The bill would ban abortion if a heartbeat is detected, which usually occurs around six weeks. It now goes to the state's Republican governor.

Iowa lawmakers approved a “fetal heartbeat” abortion ban on Wednesday, pushing the state one step closer to having the most restrictive stance on abortion in the country.

The bill requires women seeking abortions to submit to an ultrasound to screen for a fetal heartbeat. A fetal heartbeat can typically be detected around six weeks, often before a woman realizes she is pregnant.

A view of the Iowa state Capitol in Des Moines. Iowa lawmakers just passed a "fetal heartbeat" abortion ban.
A view of the Iowa state Capitol in Des Moines. Iowa lawmakers just passed a "fetal heartbeat" abortion ban.
Justin Sullivan via Getty Images

If a heartbeat is detected, this bill would ban Iowa’s health care providers from performing an abortion.

The bill was approved by Iowa’s Senate on a 29-17 vote and now heads to the desk of Republican Gov. Kim Reynolds. The governor hasn’t indicated publicly whether she will sign the bill, but she is generally an opponent of abortion rights.

“I’m pro-life. I’m proud to be pro-life. I’ve made that very clear,” Reynolds said Wednesday, according to The Associated Press.

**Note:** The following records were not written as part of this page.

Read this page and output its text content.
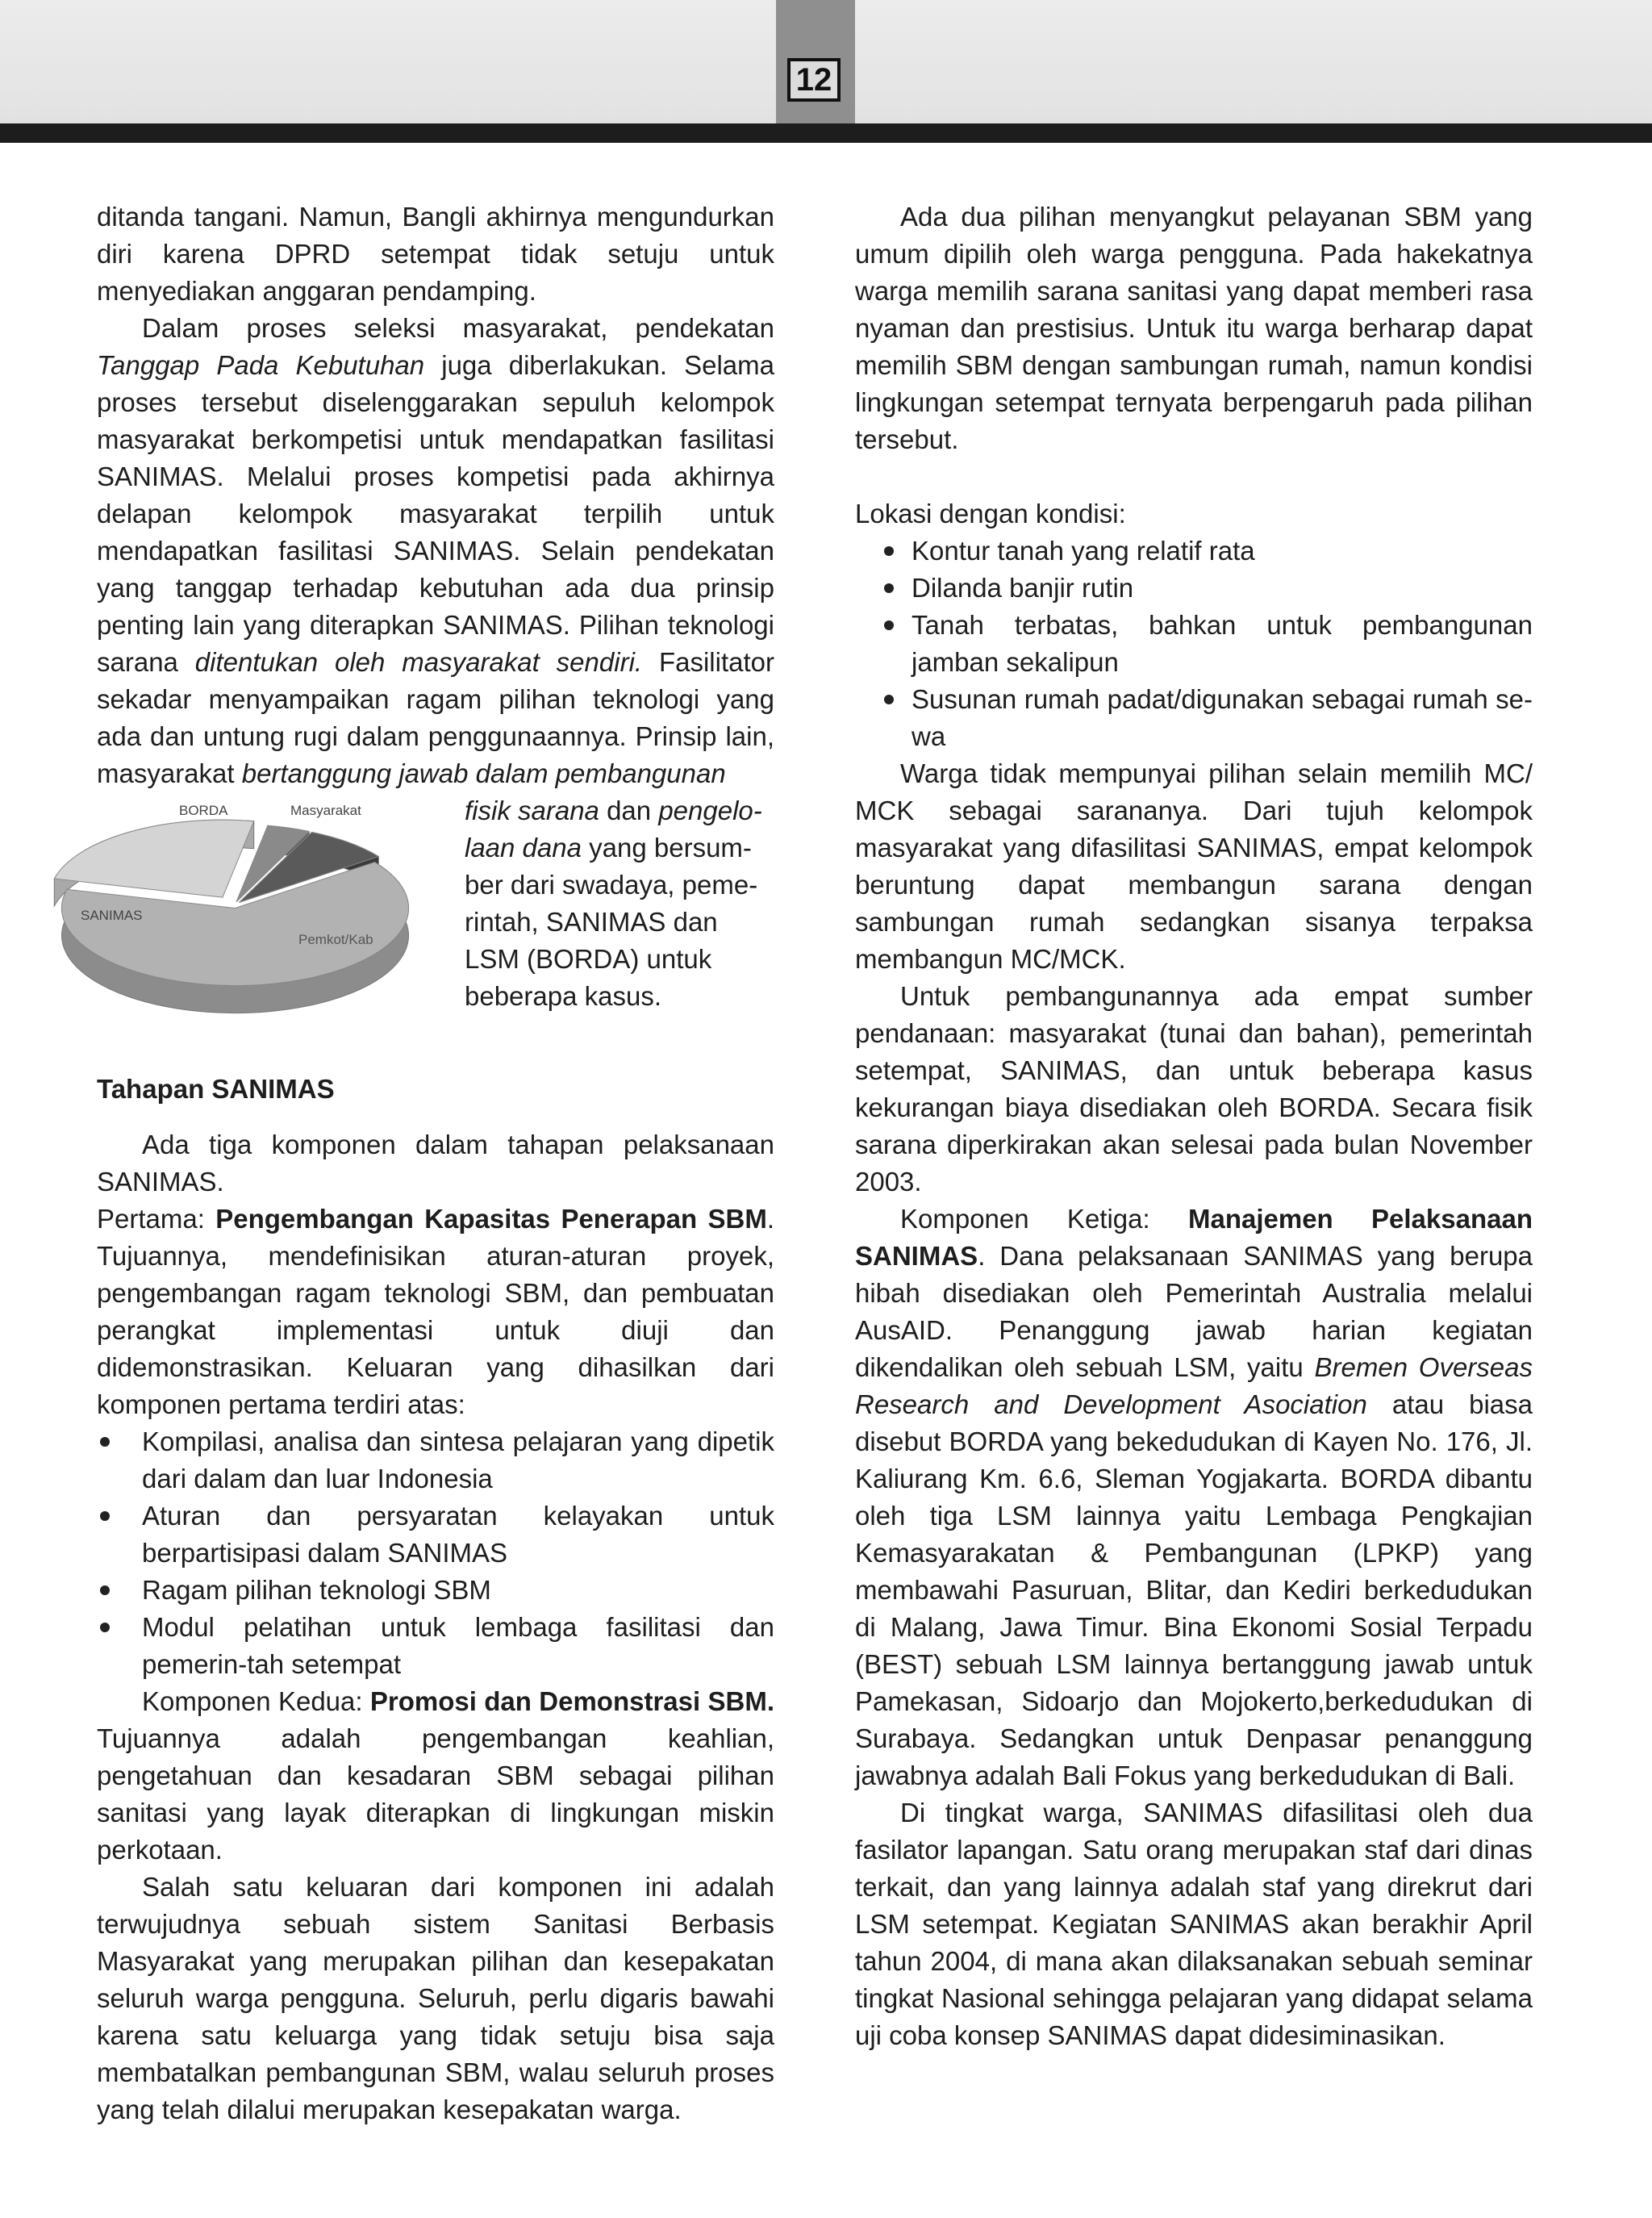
12

ditanda tangani. Namun, Bangli akhirnya mengundurkan diri karena DPRD setempat tidak setuju untuk menyediakan anggaran pendamping.

Dalam proses seleksi masyarakat, pendekatan Tanggap Pada Kebutuhan juga diberlakukan. Selama proses tersebut diselenggarakan sepuluh kelompok masyarakat berkompetisi untuk mendapatkan fasilitasi SANIMAS. Melalui proses kompetisi pada akhirnya delapan kelompok masyarakat terpilih untuk mendapatkan fasilitasi SANIMAS. Selain pendekatan yang tanggap terhadap kebutuhan ada dua prinsip penting lain yang diterapkan SANIMAS. Pilihan teknologi sarana ditentukan oleh masyarakat sendiri. Fasilitator sekadar menyampaikan ragam pilihan teknologi yang ada dan untung rugi dalam penggunaannya. Prinsip lain, masyarakat bertanggung jawab dalam pembangunan

SANIMAS
BORDA	Masyarakat
Pemkot/Kab
fisik sarana dan pengelo-laan dana yang bersum-ber dari swadaya, peme-rintah, SANIMAS dan LSM (BORDA) untuk beberapa kasus.

Tahapan SANIMAS

Ada tiga komponen dalam tahapan pelaksanaan SANIMAS.

Pertama: Pengembangan Kapasitas Penerapan SBM. Tujuannya, mendefinisikan aturan-aturan proyek, pengembangan ragam teknologi SBM, dan pembuatan perangkat implementasi untuk diuji dan didemonstrasikan. Keluaran yang dihasilkan dari komponen pertama terdiri atas:

Kompilasi, analisa dan sintesa pelajaran yang dipetik dari dalam dan luar Indonesia
Aturan dan persyaratan kelayakan untuk berpartisipasi dalam SANIMAS
Ragam pilihan teknologi SBM
Modul pelatihan untuk lembaga fasilitasi dan pemerin-tah setempat

Komponen Kedua: Promosi dan Demonstrasi SBM. Tujuannya adalah pengembangan keahlian, pengetahuan dan kesadaran SBM sebagai pilihan sanitasi yang layak diterapkan di lingkungan miskin perkotaan.

Salah satu keluaran dari komponen ini adalah terwujudnya sebuah sistem Sanitasi Berbasis Masyarakat yang merupakan pilihan dan kesepakatan seluruh warga pengguna. Seluruh, perlu digaris bawahi karena satu keluarga yang tidak setuju bisa saja membatalkan pembangunan SBM, walau seluruh proses yang telah dilalui merupakan kesepakatan warga.

Ada dua pilihan menyangkut pelayanan SBM yang umum dipilih oleh warga pengguna. Pada hakekatnya warga memilih sarana sanitasi yang dapat memberi rasa nyaman dan prestisius. Untuk itu warga berharap dapat memilih SBM dengan sambungan rumah, namun kondisi lingkungan setempat ternyata berpengaruh pada pilihan tersebut.

Lokasi dengan kondisi:

Kontur tanah yang relatif rata
Dilanda banjir rutin
Tanah terbatas, bahkan untuk pembangunan jamban sekalipun
Susunan rumah padat/digunakan sebagai rumah se-wa

Warga tidak mempunyai pilihan selain memilih MC/ MCK sebagai sarananya. Dari tujuh kelompok masyarakat yang difasilitasi SANIMAS, empat kelompok beruntung dapat membangun sarana dengan sambungan rumah sedangkan sisanya terpaksa membangun MC/MCK.

Untuk pembangunannya ada empat sumber pendanaan: masyarakat (tunai dan bahan), pemerintah setempat, SANIMAS, dan untuk beberapa kasus kekurangan biaya disediakan oleh BORDA. Secara fisik sarana diperkirakan akan selesai pada bulan November 2003.

Komponen Ketiga: Manajemen Pelaksanaan SANIMAS. Dana pelaksanaan SANIMAS yang berupa hibah disediakan oleh Pemerintah Australia melalui AusAID. Penanggung jawab harian kegiatan dikendalikan oleh sebuah LSM, yaitu Bremen Overseas Research and Development Asociation atau biasa disebut BORDA yang bekedudukan di Kayen No. 176, Jl. Kaliurang Km. 6.6, Sleman Yogjakarta. BORDA dibantu oleh tiga LSM lainnya yaitu Lembaga Pengkajian Kemasyarakatan & Pembangunan (LPKP) yang membawahi Pasuruan, Blitar, dan Kediri berkedudukan di Malang, Jawa Timur. Bina Ekonomi Sosial Terpadu (BEST) sebuah LSM lainnya bertanggung jawab untuk Pamekasan, Sidoarjo dan Mojokerto,berkedudukan di Surabaya. Sedangkan untuk Denpasar penanggung jawabnya adalah Bali Fokus yang berkedudukan di Bali.

Di tingkat warga, SANIMAS difasilitasi oleh dua fasilator lapangan. Satu orang merupakan staf dari dinas terkait, dan yang lainnya adalah staf yang direkrut dari LSM setempat. Kegiatan SANIMAS akan berakhir April tahun 2004, di mana akan dilaksanakan sebuah seminar tingkat Nasional sehingga pelajaran yang didapat selama uji coba konsep SANIMAS dapat didesiminasikan.
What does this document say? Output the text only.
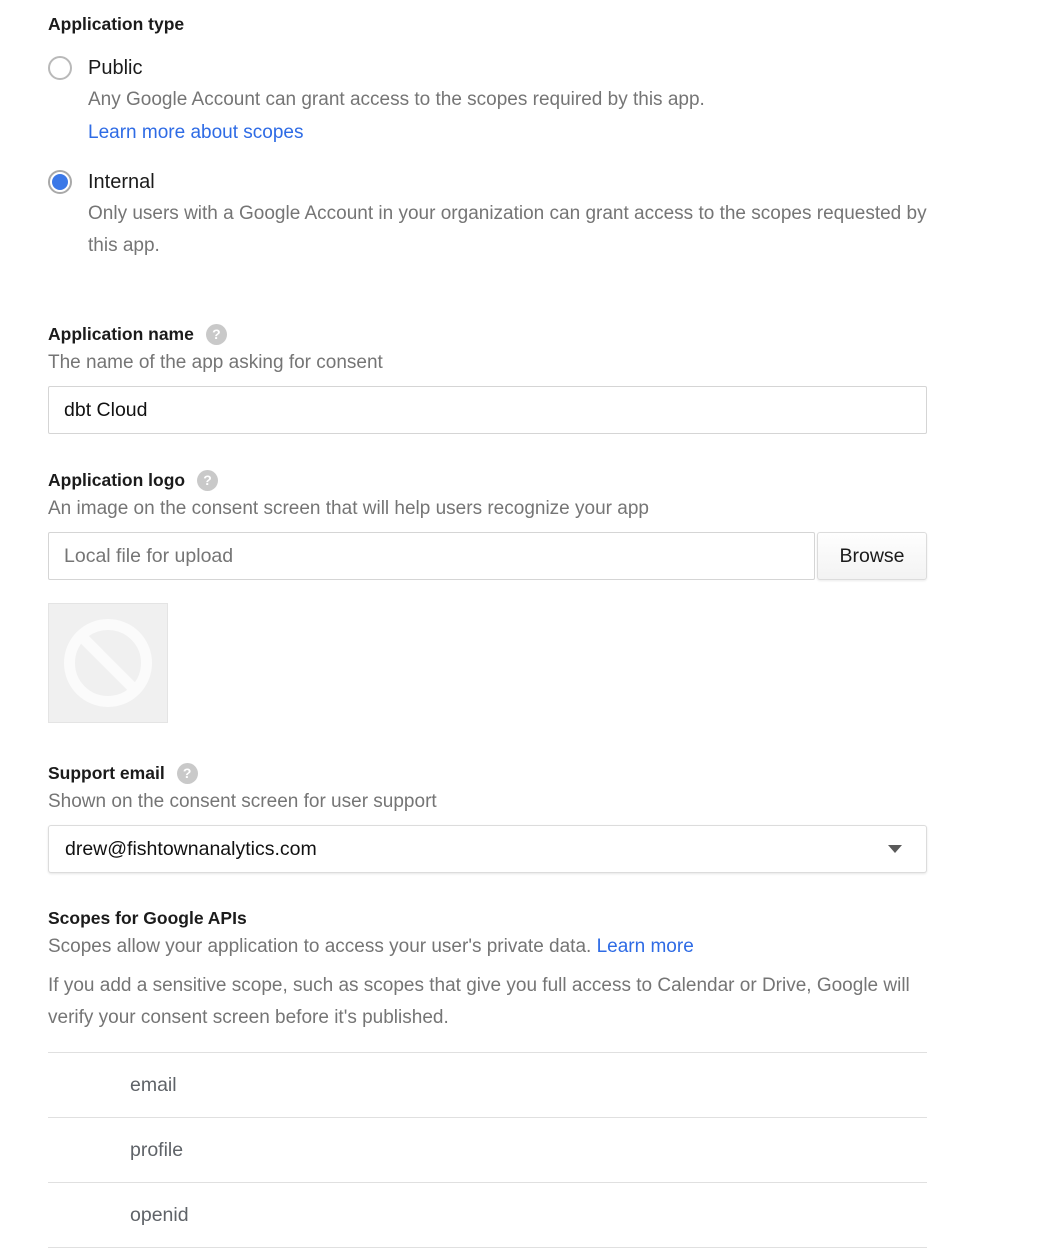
Application type
Public
Any Google Account can grant access to the scopes required by this app.
Learn more about scopes
Internal
Only users with a Google Account in your organization can grant access to the scopes requested by this app.
Application name	?
The name of the app asking for consent
dbt Cloud
Application logo	?
An image on the consent screen that will help users recognize your app
Local file for upload
Browse
Support email	?
Shown on the consent screen for user support
drew@fishtownanalytics.com
Scopes for Google APIs
Scopes allow your application to access your user's private data. Learn more
If you add a sensitive scope, such as scopes that give you full access to Calendar or Drive, Google will verify your consent screen before it's published.
email
profile
openid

The bill now goes to Republican Gov. Kim Reynolds, who has been a vocal opponent of abortion rights.
The bill now goes to Republican Gov. Kim Reynolds, who has been a vocal opponent of abortion rights.
Scott Olson via Getty Images

Activists on both sides of the abortion rights debate say they expect the bill to be challenged in court. In fact, some anti-abortion activists are hoping the case will make its way up to the U.S. Supreme Court, where President Donald Trump’s appointee, Justice Neil Gorsuch, has effectively created a conservative majority. Abortion opponents hope they now have a shot at challenging Roe v. Wade, the landmark 1973 decision that acknowledged women’s constitutional right to an abortion.

“We created an opportunity to take a run at Roe v. Wade ― 100 percent,” Republican state Sen.r Rick Bertrand of Sioux City told Reuters.

Dawn Laguens, executive vice president of Planned Parenthood, called the bill an “extreme and draconian policy that takes aim at a woman’s right to control her own body, life, and future.”

“This bill is one more example of state politicians, emboldened by the Trump-Pence administration, carrying out policy after policy that strip away people’s freedoms and access to care,” Laguens said in a statement. “The right to control your body includes the right to access safe, legal abortion. Your body is your own, if it is not, we cannot be truly free or equal.”

The bill provides exceptions when the woman’s life is in danger. It also allows exceptions in cases of rape or incest ― but only if the woman reports the incident to police or a physician within 45 days for a rape case or 140 days for incest.

Iowa state Rep. Mary Wolfe (D-Clinton) pointed out that child victims of rape are often too scared or don’t know they’re pregnant until they start to show. Making it mandatory for them to report a rape within 45 days, or 6½ weeks, would mean forcing these vulnerable girls to have children.

Wolfe called the measure a “blatantly unconstitutional bill that tramples on the liberty of Iowa women.”

A Pew Research Center survey from 2014 found that a slim majority of Iowans (52 percent) believe abortion should be legal in all or most cases. Forty-six percent said that the procedure should illegal in all or most cases.

Iowa isn’t the only state seeking to curtail abortion rights. Laws that restrict abortion procedures after 15 weeks in Mississippi and 11 weeks in Kentucky are currently being challenged in those states.

Fetal heartbeat bills were approved in North Dakota and Arkansas in 2013 but were struck down by a federal appeals court. The U.S. Supreme Court at the time declined to review those cases.